It would take a projected $3.6 billion to capitalize a state-run bank in Massachusetts, according to a Federal Reserve Bank of Boston report, and the presence of such a bank might not have all the benefits its supporters hope for.
The Federal Reserve Bank of Boston (FRBB) presented its findings Wednesday to a committee charged with studying the feasibility of starting a Massachusetts state bank. The Legislature, led by Senate President Therese Murray, is looking into creating its own bank: Instead of depositing state money in private financial institutions, a depository institution under government control could support local projects and provide access to credit for small businesses, among other things.
Boosters point to the success of North Dakota’s bank, the only other state-run bank in the country. North Dakota’s economy has prospered even during the recession, and local proponents say its state bank has been a contributor to its health.
North Dakota may have a state bank, but it also has newly discovered natural gas reserves, said Yolanda Kodrzycki, director of the FRBB’s New England Public Policy Center.
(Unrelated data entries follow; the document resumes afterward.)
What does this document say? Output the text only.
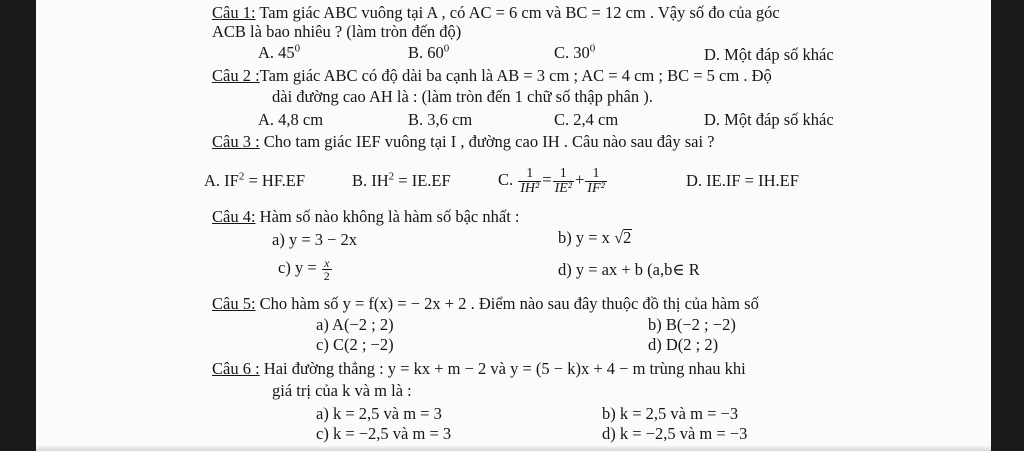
Câu 1: Tam giác ABC vuông tại A , có AC = 6 cm và BC = 12 cm . Vậy số đo của góc
ACB là bao nhiêu ? (làm tròn đến độ)
A. $45^0$	B. $60^0$	C. $30^0$	D. Một đáp số khác
Câu 2 :Tam giác ABC có độ dài ba cạnh là AB = 3 cm ; AC = 4 cm ; BC = 5 cm . Độ
dài đường cao AH là : (làm tròn đến 1 chữ số thập phân ).
A. 4,8 cm	B. 3,6 cm	C. 2,4 cm	D. Một đáp số khác
Câu 3 : Cho tam giác IEF vuông tại I , đường cao IH . Câu nào sau đây sai ?
A. $IF^2 = HF.EF$	B. $IH^2 = IE.EF$	C. $\frac{1}{\text{IH²}} = \frac{1}{\text{IE²}} + \frac{1}{\text{IF²}}$	D. IE.IF = IH.EF
Câu 4: Hàm số nào không là hàm số bậc nhất :
a) y = 3 − 2x	b) y = x √2
c) $y = \frac{x}{2}$	d) y = ax + b (a,b∈ R
Câu 5: Cho hàm số y = f(x) = − 2x + 2 . Điểm nào sau đây thuộc đồ thị của hàm số
a) A(−2 ; 2)	b) B(−2 ; −2)
c) C(2 ; −2)	d) D(2 ; 2)
Câu 6 : Hai đường thẳng : y = kx + m − 2 và y = (5 − k)x + 4 − m trùng nhau khi
giá trị của k và m là :
a) k = 2,5 và m = 3	b) k = 2,5 và m = −3
c) k = −2,5 và m = 3	d) k = −2,5 và m = −3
With natural gas much in demand, she added, the latter is probably a bigger help to the state’s economy than the former.
Even the Bank of North Dakota’s president and CEO, Eric Hardmeyer, demurred from saying his institution had a major role in the state’s fiscal health. Kodrzycki quoting him as stating, "To lay the success of the economy at our feet wouldn’t be appropriate."
The bank’s current primary role is to provide credit, Kodrzycki said, and it appears to work well in North Dakota’s financial environment as it makes commercial, housing and agricultural loans, as well as a sizable student-lending portfolio. As a largely rural state dominated by small local banks, the state bank’s collaboration allows those small institutions to make bigger loans than they otherwise could have.
But Massachusetts is a much different place, she cautioned. While about 16 percent of Massachusetts banks have less than $500 million in assets, 46 percent of North Dakota’s banks are in that category. And while small institutions view the bank of North Dakota as a partner, larger institutions such as those doing business here would view it as a competitor.
The Bank of North Dakota is about $4 billion in assets itself – big for North Dakota, she said, but not large by Massachusetts standards. By comparison, she noted that Middlesex Savings Bank, a larger community institution here, is also at roughly $4 billion in assets.
Also, the Bank of North Dakota was capitalized in 1919 by selling $2 million in bonds. Using that number as a baseline and factoring in inflation and the size of Massachusetts, that would necessitate a $3.2 billion capital-raise here.
Overall, Kodrzycki expressed skepticism that a theoretical Bank of Massachusetts would provide much liquidity in times of fiscal crisis. North Dakota was shielded from fiscal disaster during the latest recession – the dominance of small, conservative institutions and other factors helped shield from financial collapse – but even during the Midwest’s financial crisis of the 1980s, the Bank of North Dakota did little to prevent a large-scale crisis.
Government intervention is only necessary to correct a problem, she concluded, and the committee and state government should examine what problem such a bank would be able to fix.
Still, some committee members had additional questions for the FRBB researchers. Century Bank CEO Barry Sloane, in particular, was dissatisfied that the report didn’t go into further detail about the Bank of North Dakota’s loan portfolio, such as how big the loans were, to which entities they lent to, and whether those loans had federal government guarantees on them.
"How do we analyze the value added if we don’t have that data?" he asked.
The commission is made up of government and industry officials, including local bankers, and will hold further meetings and public hearings on the topic throughout the summer. Legislation establishing the feasibility study had requested the Federal Reserve Bank of Boston to do research on the subject.